Thursday, 23 February 2017

Black hole epiphany


It's morning again. I sometimes sleep well, more often badly. I try to sleep, lying in the darkness trying to be oblivious to everything. This time it lasted for hours. I try breathing techniques that don't really seem to work, then I try thinking techniques that don't seem to work either. So I lay there for hours and time seems to change like it's going slower.

I read an easy-to-digest explanation of Einstein's relativty in some pop science book and it felt pretty good having my mind bent a bit. Time and motion are the same thing apparently. Things seem slower for people moving fast. Time stretches to breaking point if you orbit a black hole.

I used to like trying to bend my mind when I was younger, but now it doesn't seem to bend no matter what I try.

I remember being a student in Nottingham in the mid-nineties.
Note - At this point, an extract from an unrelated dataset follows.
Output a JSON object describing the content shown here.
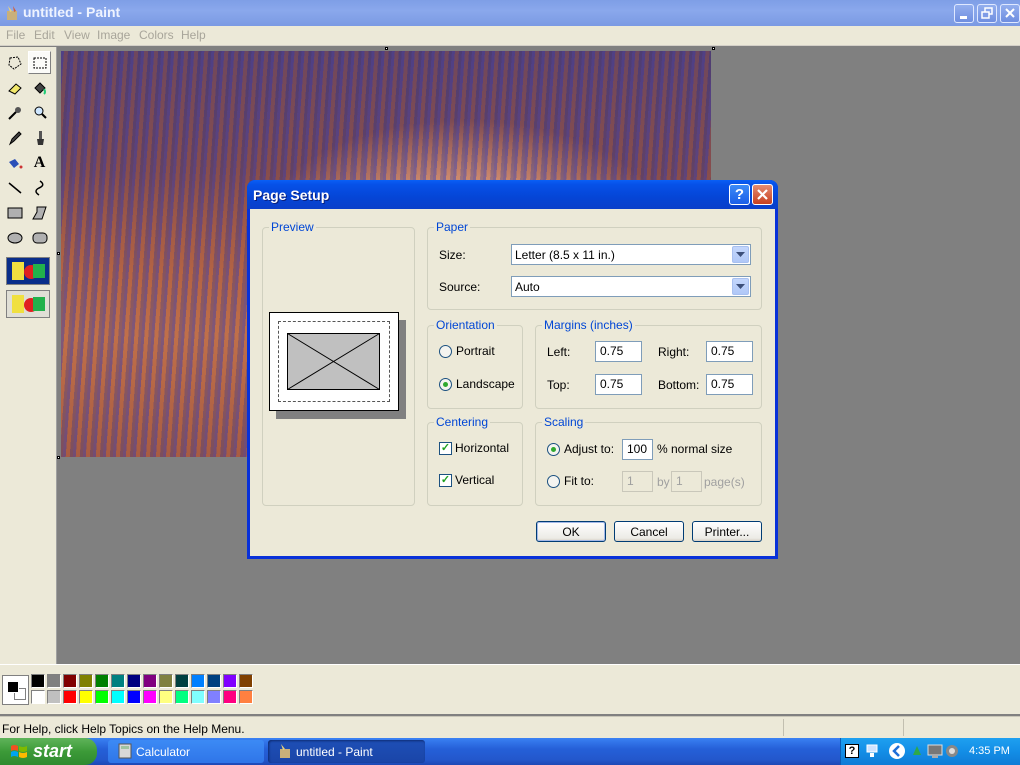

I used to drink a lot back then and I went through a sort of change where I realised I wanted to be an artist of some kind and the course I was studying was totally unsuited to me and what I wanted out of life. 

I should never have enrolled on the course anyway, it was all business and engineering, but with A-level results like mine I didn't have a lot of choice. I had to choose from the crumbs, the left overs. I had to go through something that was called clearing, I don't know if that's in existence any more, or if they do it in a slightly wiser way. But for a youth in the mid-nineties, it was free to go to university and everyone did it. So I was going no matter what.
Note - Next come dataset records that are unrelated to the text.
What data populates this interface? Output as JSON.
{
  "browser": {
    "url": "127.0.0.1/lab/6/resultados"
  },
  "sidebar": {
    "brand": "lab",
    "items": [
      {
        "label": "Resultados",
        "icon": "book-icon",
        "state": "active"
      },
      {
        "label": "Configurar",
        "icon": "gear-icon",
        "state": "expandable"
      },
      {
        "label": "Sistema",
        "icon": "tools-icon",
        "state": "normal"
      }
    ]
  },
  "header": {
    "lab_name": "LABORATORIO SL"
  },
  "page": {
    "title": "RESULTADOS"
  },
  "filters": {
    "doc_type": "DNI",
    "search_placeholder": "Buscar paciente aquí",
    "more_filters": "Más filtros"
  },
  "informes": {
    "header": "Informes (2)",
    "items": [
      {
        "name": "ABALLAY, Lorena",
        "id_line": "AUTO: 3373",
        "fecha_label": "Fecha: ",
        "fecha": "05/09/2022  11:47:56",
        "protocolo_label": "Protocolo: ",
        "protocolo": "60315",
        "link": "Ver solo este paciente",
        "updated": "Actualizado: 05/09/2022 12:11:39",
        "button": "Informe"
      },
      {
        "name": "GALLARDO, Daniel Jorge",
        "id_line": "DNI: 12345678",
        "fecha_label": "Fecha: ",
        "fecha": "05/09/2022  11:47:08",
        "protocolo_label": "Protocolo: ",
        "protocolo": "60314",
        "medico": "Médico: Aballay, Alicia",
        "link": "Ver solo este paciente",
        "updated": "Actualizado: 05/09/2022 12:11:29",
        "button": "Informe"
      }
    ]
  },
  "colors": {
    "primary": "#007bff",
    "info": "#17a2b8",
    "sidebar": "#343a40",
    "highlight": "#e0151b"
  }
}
It was meant to be a decadent three years of partying where you happened to get a degree at the end. It was an extension of school but where you lived with friends and were expected to get drunk every night of the week. The degree thing was far down in the list of important factors when choosing where to go to university. What was important were things like, where were my friends going, which cities had the best student life and which universities had the best women to men ratio. That was all I cared about.

Some time around my second term I was walking to university looking around at the people and the buildings and I noticed how sometimes their shapes would all suddenly fall into an accidental composition, or just for a second everything would seem symmetrical and suddenly look beautiful. I realised I wanted to photograph all that.

But then I experienced this bizarre feeling of doom. It was like I'd just fallen into a black hole and it was all my fault and I'd been stupid. I didn't realise at the time but I'd been drinking every night for so long that I'd just experienced what I later came to know as The Fears. The alcoholic fears that some people get and some people don't.

In the midst of the fear I wondered what it was going to be like in the future, beyond my insignificant life and beyond civilisation, beyond the time the Earth's core had turned cold and the seas boiled and the atmosphere got blown away like a candle by the red giant phase of the sun. Then I imagined beyond the time of hydrogen atoms floating around in intergalactic space, wrapped up in the spiral arms of the galaxies, after they had all collapsed into stars and been fused into lithium and helium, and after the last stars had gone out and the universe had stopped expanding, and the gravitational interaction had brought the burnt out cosmos into a complete and utter standstill.

Then I walked past the university and looked longingly at all the art students coming out of the art department and I wished I was one of them.

It dawned on me that if there was nothing moving in the future universe, if everything had burnt out and stopped, surely there would be no time. If nothing moves, and there's never any change, then there is no time. Time is just something we use to measure the rate of change, it stops existing as soon as change stops occurring.

I stopped walking for a moment and honestly felt like I'd uncovered a secret that only the creator of the universe should know. I looked at the art students and wondered how I'd be able to convey this epiphany through the medium of painting or music or film-making. Or even writing. I was so excited.

The fears vanished and I found myself free of the dreadful abyss. But it was such a massive idea, and I was so excited about choosing the artistic medium through which I was going to convey this feeling of complete universal wisdom, that I decided that the best thing was to stop in the students' union bar for a pint.

The bar happened to be right next to me, so I went in to celebrate my discovery, to take the edge off the excitement, to open my mind to the endless possibilities that lay before me. I went into the sticky floored bar and ordered a pint of weak larger in a plastic pint glass for a pound and sat and imagined what future historians would make of this amazing day. How they would consider it a defining moment in our evolution like when the wheel first turned, or fire became tamed, or the first hand print was painted in the cave. I sat an drank on my own watched all students come and go.

Then after a couple of pints I felt hungry so I went and had a doner kebab.

I looked up the street on google earth the other day. I went right in there on the street view and wandered around trying to remember places but everything was different. All the buildings were different and I recognised nothing. It was so long ago now it may as well just have been a dream.